Her dad was killed there in a barroom fight. That would leave a psychological scar on any girl.
That's not the only roadhouse in Carrie, though. There's also the Cavalier, the roadhouse where Chris and Billy Nolan met before the book began, which is "perhaps the very one where the doom of [Carrie's] creation had begun" (2.889). Huh?
See, Margaret's husband, Ralph, often went to the Cavalier to drink. And when he drank, he got randy. So Carrie may have just been conceived in the parking lot of the roadhouse where Carrie eventually kills Billy and Chris. Wild, right?
We mean, Margaret isn't wrong when says, "I know where [men] take you in their cars.

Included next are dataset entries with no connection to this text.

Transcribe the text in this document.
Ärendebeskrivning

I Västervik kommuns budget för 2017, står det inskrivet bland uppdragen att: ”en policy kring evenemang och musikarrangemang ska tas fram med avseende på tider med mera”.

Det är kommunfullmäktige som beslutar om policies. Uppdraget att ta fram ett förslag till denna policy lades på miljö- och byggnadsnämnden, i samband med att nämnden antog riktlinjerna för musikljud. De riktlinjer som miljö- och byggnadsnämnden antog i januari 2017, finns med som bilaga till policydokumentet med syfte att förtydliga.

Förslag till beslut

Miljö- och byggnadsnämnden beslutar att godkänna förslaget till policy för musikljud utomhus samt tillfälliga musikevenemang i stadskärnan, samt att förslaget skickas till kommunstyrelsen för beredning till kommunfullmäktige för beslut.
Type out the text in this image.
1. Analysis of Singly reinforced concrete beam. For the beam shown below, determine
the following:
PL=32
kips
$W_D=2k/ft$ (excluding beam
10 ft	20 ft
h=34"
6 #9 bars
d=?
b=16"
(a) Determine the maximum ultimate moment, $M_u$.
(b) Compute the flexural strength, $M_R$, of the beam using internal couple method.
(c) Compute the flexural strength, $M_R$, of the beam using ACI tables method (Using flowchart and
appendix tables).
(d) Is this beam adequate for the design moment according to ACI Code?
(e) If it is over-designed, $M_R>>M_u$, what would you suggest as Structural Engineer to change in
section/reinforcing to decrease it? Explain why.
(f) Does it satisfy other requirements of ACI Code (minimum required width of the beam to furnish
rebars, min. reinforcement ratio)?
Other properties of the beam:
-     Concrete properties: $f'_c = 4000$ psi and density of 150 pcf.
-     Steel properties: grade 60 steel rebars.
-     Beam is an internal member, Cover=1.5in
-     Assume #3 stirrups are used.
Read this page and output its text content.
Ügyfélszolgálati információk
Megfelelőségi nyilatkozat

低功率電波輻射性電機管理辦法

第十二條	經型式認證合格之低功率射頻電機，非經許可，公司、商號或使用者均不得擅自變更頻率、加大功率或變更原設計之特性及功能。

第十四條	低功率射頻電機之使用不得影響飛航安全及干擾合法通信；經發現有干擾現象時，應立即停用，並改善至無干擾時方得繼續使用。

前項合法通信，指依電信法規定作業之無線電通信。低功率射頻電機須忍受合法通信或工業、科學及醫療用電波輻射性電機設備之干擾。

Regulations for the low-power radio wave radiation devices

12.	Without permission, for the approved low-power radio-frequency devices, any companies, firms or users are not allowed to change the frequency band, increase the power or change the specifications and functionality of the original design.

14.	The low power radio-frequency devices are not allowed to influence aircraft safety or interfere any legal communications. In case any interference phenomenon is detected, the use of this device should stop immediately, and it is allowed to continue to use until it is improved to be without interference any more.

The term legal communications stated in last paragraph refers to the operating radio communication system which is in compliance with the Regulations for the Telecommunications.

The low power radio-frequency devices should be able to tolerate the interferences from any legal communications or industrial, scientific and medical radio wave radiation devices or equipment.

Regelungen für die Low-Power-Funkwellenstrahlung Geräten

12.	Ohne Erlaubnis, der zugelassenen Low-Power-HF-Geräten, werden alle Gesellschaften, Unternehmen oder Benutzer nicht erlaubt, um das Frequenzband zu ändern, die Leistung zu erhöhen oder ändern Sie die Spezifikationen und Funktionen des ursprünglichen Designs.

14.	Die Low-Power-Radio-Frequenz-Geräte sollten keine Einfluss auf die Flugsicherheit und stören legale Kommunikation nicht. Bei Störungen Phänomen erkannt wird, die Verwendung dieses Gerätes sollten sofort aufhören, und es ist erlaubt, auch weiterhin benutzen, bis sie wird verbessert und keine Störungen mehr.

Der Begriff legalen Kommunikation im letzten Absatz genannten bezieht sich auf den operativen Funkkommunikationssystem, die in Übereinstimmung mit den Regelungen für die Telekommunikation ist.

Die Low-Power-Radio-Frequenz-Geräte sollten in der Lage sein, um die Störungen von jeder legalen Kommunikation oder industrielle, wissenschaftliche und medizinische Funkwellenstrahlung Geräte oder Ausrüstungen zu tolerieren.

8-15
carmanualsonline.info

City limits. Roadhouses. Whiskey" (1.711). We've been teenagers.
At the end of the book, Carrie burns down the Cavalier. We're not positive she knows Billy and Chris are in there at that point. But we do know that Carrie is turning into her mother; a self-righteous crazy-person who thinks it's her personal responsibility to vanquish sin in the world.
And taking out a roadhouse sure is a decent start.